Pendampingan Hukum dari Pemkab Bantul
Pemerintah Kabupaten Bantul telah mengutus staf bersama Lurah Bangunjiwo untuk berkomunikasi dengan Pak Tupon dan keluarganya. Tujuannya adalah untuk menawarkan bantuan hukum dan memastikan Pak Tupon bersedia didampingi oleh tim hukum dari pemerintah. Pemkab Bantul menegaskan komitmennya untuk menyediakan pengacara yang akan mendampingi Pak Tupon tanpa dipungut biaya sepeser pun.
"Pemda sudah mengambil langkah dengan mengutus staf bersama sama lurah untuk berkomunikasi dengan Pak Tupon, yang intinya pemda berkomitmen untuk memberikan advokasi atau pendampingan hukum kepada Pak Tupon," kata Hermawan Setiaji.
Hermawan menambahkan bahwa pendampingan hukum ini akan diberikan hingga permasalahan tanah Pak Tupon tuntas. Hal ini menunjukkan keseriusan Pemkab Bantul dalam menyelesaikan kasus ini dan memastikan Pak Tupon mendapatkan perlakuan yang adil sesuai dengan haknya.

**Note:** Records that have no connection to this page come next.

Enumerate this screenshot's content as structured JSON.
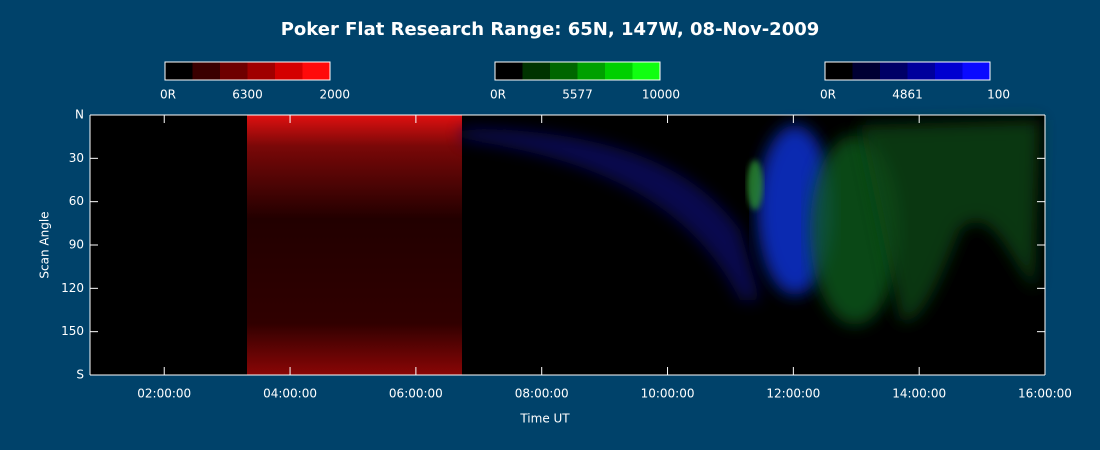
{
  "chart_data": {
    "type": "keogram",
    "title": "Poker Flat Research Range: 65N, 147W, 08-Nov-2009",
    "colorbars": [
      {
        "min_label": "0R",
        "wavelength": "6300",
        "max_label": "2000",
        "colors": [
          "#000000",
          "#3a0000",
          "#6e0000",
          "#a00000",
          "#d40000",
          "#ff0a0a"
        ]
      },
      {
        "min_label": "0R",
        "wavelength": "5577",
        "max_label": "10000",
        "colors": [
          "#000000",
          "#003300",
          "#006600",
          "#00a000",
          "#00d000",
          "#10ff10"
        ]
      },
      {
        "min_label": "0R",
        "wavelength": "4861",
        "max_label": "100",
        "colors": [
          "#000000",
          "#000033",
          "#000066",
          "#00009c",
          "#0000d0",
          "#0a0aff"
        ]
      }
    ],
    "y_label": "Scan Angle",
    "x_label": "Time UT",
    "ylim": [
      0,
      180
    ],
    "yticks": [
      {
        "value": 0,
        "label": "N"
      },
      30,
      60,
      90,
      120,
      150,
      {
        "value": 180,
        "label": "S"
      }
    ],
    "xlim": [
      0.82,
      16
    ],
    "xticks": [
      {
        "value": 2,
        "label": "02:00:00"
      },
      {
        "value": 4,
        "label": "04:00:00"
      },
      {
        "value": 6,
        "label": "06:00:00"
      },
      {
        "value": 8,
        "label": "08:00:00"
      },
      {
        "value": 10,
        "label": "10:00:00"
      },
      {
        "value": 12,
        "label": "12:00:00"
      },
      {
        "value": 14,
        "label": "14:00:00"
      },
      {
        "value": 16,
        "label": "16:00:00"
      }
    ]
  }
}
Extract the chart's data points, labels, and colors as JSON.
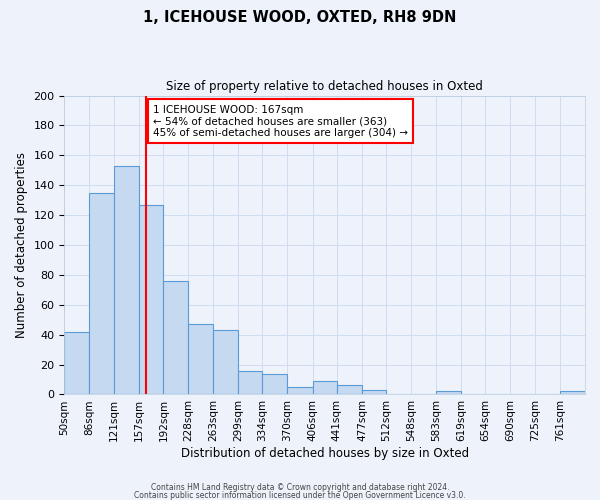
{
  "title": "1, ICEHOUSE WOOD, OXTED, RH8 9DN",
  "subtitle": "Size of property relative to detached houses in Oxted",
  "xlabel": "Distribution of detached houses by size in Oxted",
  "ylabel": "Number of detached properties",
  "bar_color": "#C5D9F1",
  "bar_edge_color": "#5B9BD5",
  "vline_x": 167,
  "vline_color": "red",
  "annotation_title": "1 ICEHOUSE WOOD: 167sqm",
  "annotation_line1": "← 54% of detached houses are smaller (363)",
  "annotation_line2": "45% of semi-detached houses are larger (304) →",
  "ylim": [
    0,
    200
  ],
  "yticks": [
    0,
    20,
    40,
    60,
    80,
    100,
    120,
    140,
    160,
    180,
    200
  ],
  "categories": [
    "50sqm",
    "86sqm",
    "121sqm",
    "157sqm",
    "192sqm",
    "228sqm",
    "263sqm",
    "299sqm",
    "334sqm",
    "370sqm",
    "406sqm",
    "441sqm",
    "477sqm",
    "512sqm",
    "548sqm",
    "583sqm",
    "619sqm",
    "654sqm",
    "690sqm",
    "725sqm",
    "761sqm"
  ],
  "bin_edges": [
    50,
    86,
    121,
    157,
    192,
    228,
    263,
    299,
    334,
    370,
    406,
    441,
    477,
    512,
    548,
    583,
    619,
    654,
    690,
    725,
    761,
    797
  ],
  "values": [
    42,
    135,
    153,
    127,
    76,
    47,
    43,
    16,
    14,
    5,
    9,
    6,
    3,
    0,
    0,
    2,
    0,
    0,
    0,
    0,
    2
  ],
  "grid_color": "#D0DCF0",
  "bg_color": "#EEF3FB",
  "footer1": "Contains HM Land Registry data © Crown copyright and database right 2024.",
  "footer2": "Contains public sector information licensed under the Open Government Licence v3.0."
}
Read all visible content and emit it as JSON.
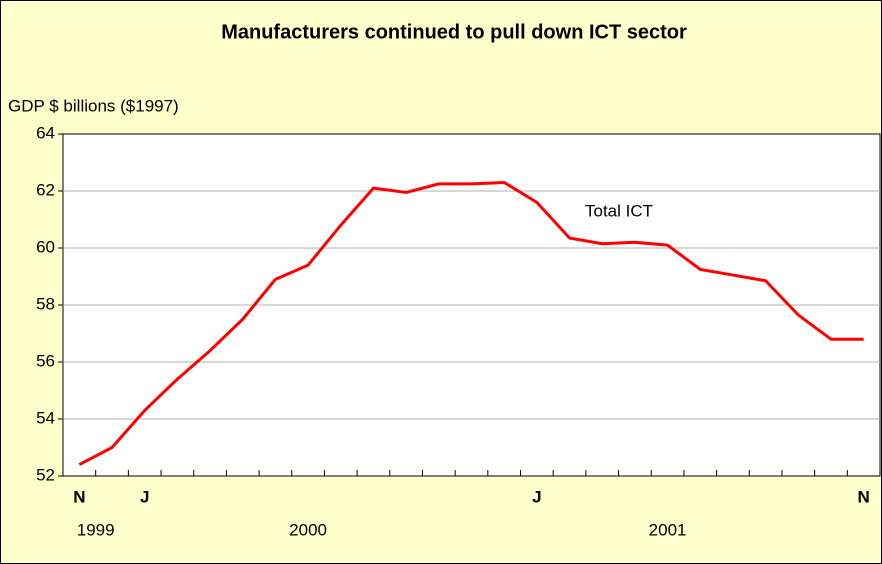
{
  "chart_data": {
    "type": "line",
    "title": "Manufacturers continued to pull down ICT sector",
    "y_label": "GDP $ billions ($1997)",
    "categories": [
      "N",
      null,
      "J",
      null,
      null,
      null,
      null,
      null,
      null,
      null,
      null,
      null,
      null,
      null,
      "J",
      null,
      null,
      null,
      null,
      null,
      null,
      null,
      null,
      null,
      "N"
    ],
    "year_labels": [
      "1999",
      "2000",
      "2001"
    ],
    "series": [
      {
        "name": "Total ICT",
        "color": "#ff0000",
        "values": [
          52.4,
          53.0,
          54.3,
          55.4,
          56.4,
          57.5,
          58.9,
          59.4,
          60.8,
          62.1,
          61.95,
          62.25,
          62.25,
          62.3,
          61.6,
          60.35,
          60.15,
          60.2,
          60.1,
          59.25,
          59.05,
          58.85,
          57.65,
          56.8,
          56.8
        ]
      }
    ],
    "ylim": [
      52,
      64
    ],
    "yticks": [
      52,
      54,
      56,
      58,
      60,
      62,
      64
    ],
    "grid": true
  }
}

"Nanti kita siapkan pengacara untuk permasalahan Pak Tupon ini sampai dengan selesai, dan tidak dipungut biaya serupiah pun. Intinya itu, jadi komitmen Pemda mendampingi untuk mendapatkan perlakuan yang adil sesuai dengan hak Pak Tupon," tegas Hermawan.

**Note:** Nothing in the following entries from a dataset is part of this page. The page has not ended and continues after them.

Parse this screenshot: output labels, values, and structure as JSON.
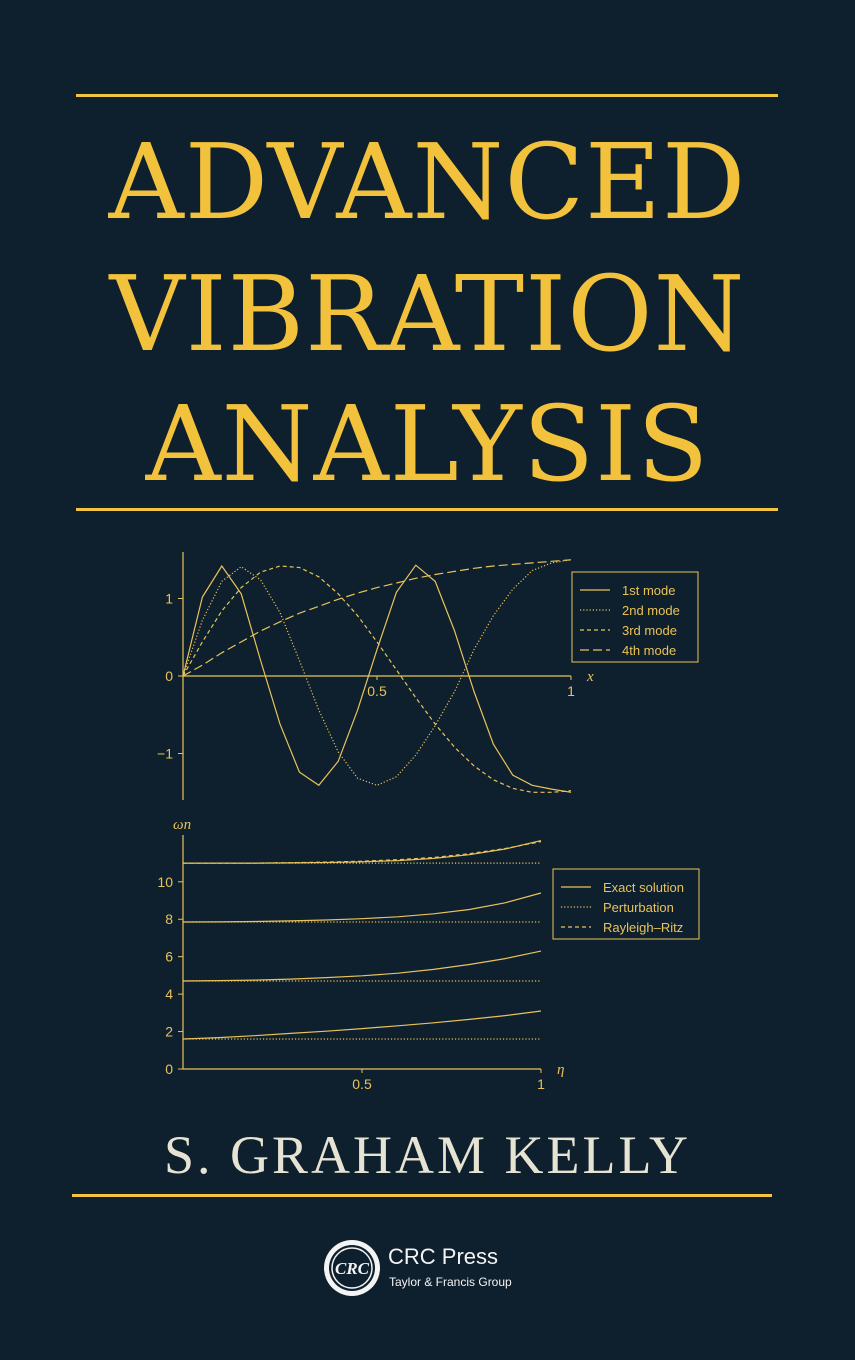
{
  "book": {
    "title_lines": [
      "ADVANCED",
      "VIBRATION",
      "ANALYSIS"
    ],
    "author": "S. GRAHAM KELLY",
    "publisher": {
      "logo_icon": "crc-logo-icon",
      "name": "CRC Press",
      "group": "Taylor & Francis Group"
    }
  },
  "colors": {
    "background": "#0e1f2d",
    "accent": "#f2c43f",
    "chart": "#e9c35a",
    "author": "#e7e3d3"
  },
  "chart_data": [
    {
      "type": "line",
      "xlabel": "x",
      "ylabel": "",
      "xlim": [
        0,
        1
      ],
      "ylim": [
        -1.6,
        1.6
      ],
      "x_ticks": [
        {
          "v": 0.5,
          "label": "0.5"
        },
        {
          "v": 1,
          "label": "1"
        }
      ],
      "y_ticks": [
        {
          "v": 1,
          "label": "1"
        },
        {
          "v": 0,
          "label": "0"
        },
        {
          "v": -1,
          "label": "−1"
        }
      ],
      "legend": "top-right",
      "grid": false,
      "x": [
        0,
        0.05,
        0.1,
        0.15,
        0.2,
        0.25,
        0.3,
        0.35,
        0.4,
        0.45,
        0.5,
        0.55,
        0.6,
        0.65,
        0.7,
        0.75,
        0.8,
        0.85,
        0.9,
        0.95,
        1
      ],
      "series": [
        {
          "name": "1st mode",
          "style": "solid",
          "values": [
            0,
            1.02,
            1.42,
            1.06,
            0.2,
            -0.62,
            -1.24,
            -1.41,
            -1.1,
            -0.44,
            0.34,
            1.08,
            1.43,
            1.22,
            0.58,
            -0.2,
            -0.88,
            -1.28,
            -1.41,
            -1.46,
            -1.5
          ]
        },
        {
          "name": "2nd mode",
          "style": "dotted",
          "values": [
            0,
            0.72,
            1.22,
            1.41,
            1.24,
            0.82,
            0.2,
            -0.44,
            -0.98,
            -1.32,
            -1.41,
            -1.3,
            -1.02,
            -0.64,
            -0.2,
            0.34,
            0.78,
            1.12,
            1.36,
            1.46,
            1.5
          ]
        },
        {
          "name": "3rd mode",
          "style": "dashed",
          "values": [
            0,
            0.44,
            0.84,
            1.14,
            1.34,
            1.42,
            1.4,
            1.28,
            1.06,
            0.78,
            0.44,
            0.08,
            -0.28,
            -0.62,
            -0.92,
            -1.16,
            -1.34,
            -1.45,
            -1.5,
            -1.5,
            -1.48
          ]
        },
        {
          "name": "4th mode",
          "style": "longdash",
          "values": [
            0,
            0.14,
            0.3,
            0.44,
            0.58,
            0.7,
            0.81,
            0.9,
            0.99,
            1.07,
            1.14,
            1.2,
            1.26,
            1.31,
            1.35,
            1.39,
            1.42,
            1.44,
            1.46,
            1.48,
            1.5
          ]
        }
      ]
    },
    {
      "type": "line",
      "xlabel": "η",
      "ylabel": "ωn",
      "xlim": [
        0,
        1
      ],
      "ylim": [
        0,
        12.5
      ],
      "x_ticks": [
        {
          "v": 0.5,
          "label": "0.5"
        },
        {
          "v": 1,
          "label": "1"
        }
      ],
      "y_ticks": [
        {
          "v": 0,
          "label": "0"
        },
        {
          "v": 2,
          "label": "2"
        },
        {
          "v": 4,
          "label": "4"
        },
        {
          "v": 6,
          "label": "6"
        },
        {
          "v": 8,
          "label": "8"
        },
        {
          "v": 10,
          "label": "10"
        }
      ],
      "legend": "top-right",
      "grid": false,
      "x": [
        0,
        0.1,
        0.2,
        0.3,
        0.4,
        0.5,
        0.6,
        0.7,
        0.8,
        0.9,
        1
      ],
      "series": [
        {
          "name": "Exact solution",
          "style": "solid",
          "groups": [
            [
              1.6,
              1.68,
              1.78,
              1.9,
              2.02,
              2.16,
              2.31,
              2.47,
              2.65,
              2.85,
              3.1
            ],
            [
              4.7,
              4.72,
              4.75,
              4.8,
              4.88,
              4.98,
              5.12,
              5.32,
              5.58,
              5.9,
              6.3
            ],
            [
              7.85,
              7.86,
              7.88,
              7.91,
              7.96,
              8.03,
              8.13,
              8.29,
              8.52,
              8.88,
              9.4
            ],
            [
              11.0,
              11.0,
              11.0,
              11.01,
              11.03,
              11.07,
              11.13,
              11.25,
              11.45,
              11.75,
              12.2
            ]
          ]
        },
        {
          "name": "Perturbation",
          "style": "dotted",
          "groups": [
            [
              1.6,
              1.6,
              1.6,
              1.6,
              1.6,
              1.6,
              1.6,
              1.6,
              1.6,
              1.6,
              1.6
            ],
            [
              4.7,
              4.7,
              4.7,
              4.7,
              4.7,
              4.7,
              4.7,
              4.7,
              4.7,
              4.7,
              4.7
            ],
            [
              7.85,
              7.85,
              7.85,
              7.85,
              7.85,
              7.85,
              7.85,
              7.85,
              7.85,
              7.85,
              7.85
            ],
            [
              11.0,
              11.0,
              11.0,
              11.0,
              11.0,
              11.0,
              11.0,
              11.0,
              11.0,
              11.0,
              11.0
            ]
          ]
        },
        {
          "name": "Rayleigh–Ritz",
          "style": "dashed",
          "groups": [
            [
              11.0,
              11.0,
              11.0,
              11.02,
              11.05,
              11.1,
              11.18,
              11.3,
              11.5,
              11.78,
              12.15
            ]
          ]
        }
      ]
    }
  ]
}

Apresiasi atas Kepedulian Masyarakat
Pemkab Bantul menyampaikan apresiasi kepada masyarakat yang telah memperhatikan dan menyuarakan kasus Pak Tupon, terutama melalui media sosial. Hal ini menunjukkan adanya kepedulian sosial dan partisipasi publik dalam mengawasi penegakan hukum dan keadilan.
"Jadi tentunya pemda memberikan apresiasi kepada masyarakat, terutama yang aktif di media sosial yang memberikan perhatian lebih berkaitan dengan kasus Pak Tupon. Saya kira ini sesuatu hal yang bagus ada kepedulian dari masyarakat," ujar Hermawan.

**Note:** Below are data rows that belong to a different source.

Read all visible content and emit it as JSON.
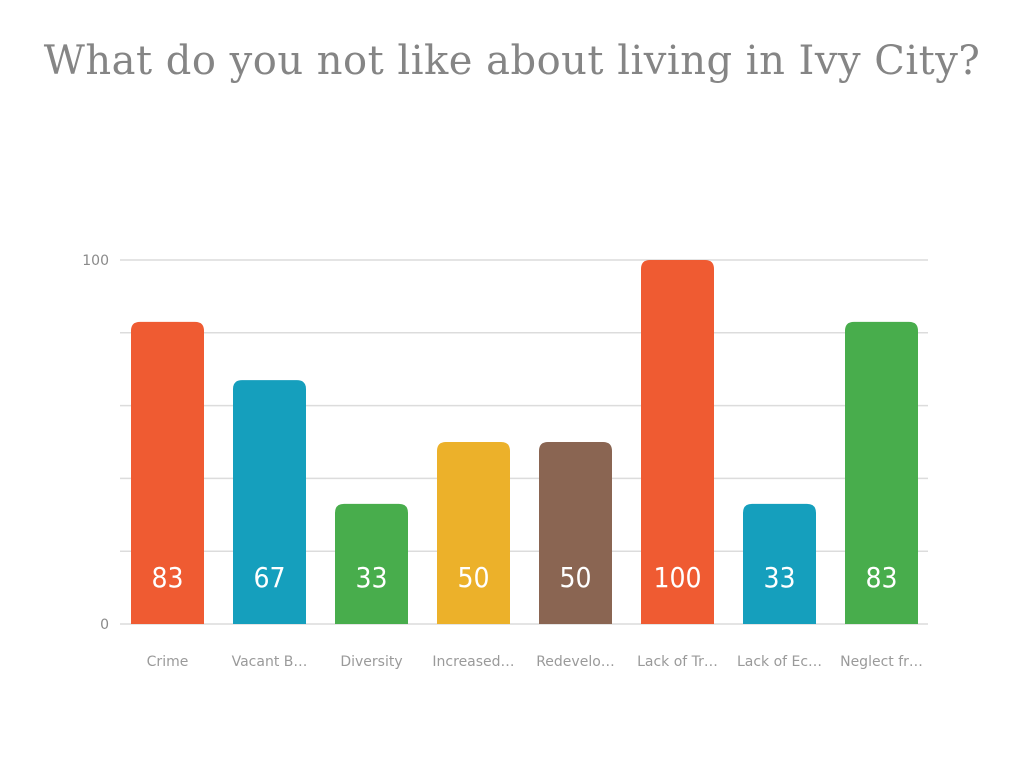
{
  "title": "What do you not like about living in Ivy City?",
  "chart_data": {
    "type": "bar",
    "title": "What do you not like about living in Ivy City?",
    "categories": [
      "Crime",
      "Vacant B…",
      "Diversity",
      "Increased…",
      "Redevelo…",
      "Lack of Tr…",
      "Lack of Ec…",
      "Neglect fr…"
    ],
    "values": [
      83,
      67,
      33,
      50,
      50,
      100,
      33,
      83
    ],
    "colors": [
      "#ef5b32",
      "#159fbd",
      "#48ad4c",
      "#ecb12a",
      "#8a6552",
      "#ef5b32",
      "#159fbd",
      "#48ad4c"
    ],
    "ylim": [
      0,
      100
    ],
    "y_tick_labels": [
      "0",
      "100"
    ],
    "gridlines": [
      0,
      20,
      40,
      60,
      80,
      100
    ],
    "grid": true,
    "xlabel": "",
    "ylabel": ""
  }
}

Partisipasi masyarakat dalam menyuarakan kasus ini dinilai positif karena telah mendorong pemerintah untuk segera bertindak dan memberikan perhatian serius terhadap permasalahan yang dialami Pak Tupon.
Kejadian ini menjadi pengingat pentingnya peran serta masyarakat dalam mengawasi dan memastikan tegaknya keadilan bagi semua warga, termasuk mereka yang rentan dan memiliki keterbatasan.
Kronologi Kasus dan Harapan Keluarga
Pak Tupon, warga Ngentak, Bangunjiwo, diduga menjadi korban penggelapan sertifikat tanah seluas 1.655 meter persegi. Sertifikat tanah tersebut telah beralih nama menjadi milik orang lain dan dijadikan agunan kredit sebesar Rp1,5 miliar tanpa sepengetahuan Pak Tupon.
Keluarga Pak Tupon telah melaporkan kasus ini ke Polda DIY dan kini tengah menunggu proses hukum berjalan. Mereka berharap agar hak dan keadilan atas sertifikat tanah tersebut dapat segera dikembalikan. Kasus ini menjadi sorotan publik dan diharapkan dapat menjadi pelajaran berharga bagi semua pihak.
Semoga kasus ini dapat diselesaikan dengan adil dan transparan, serta menjadi contoh bagaimana pemerintah dan masyarakat dapat bekerja sama untuk melindungi hak-hak warga yang rentan.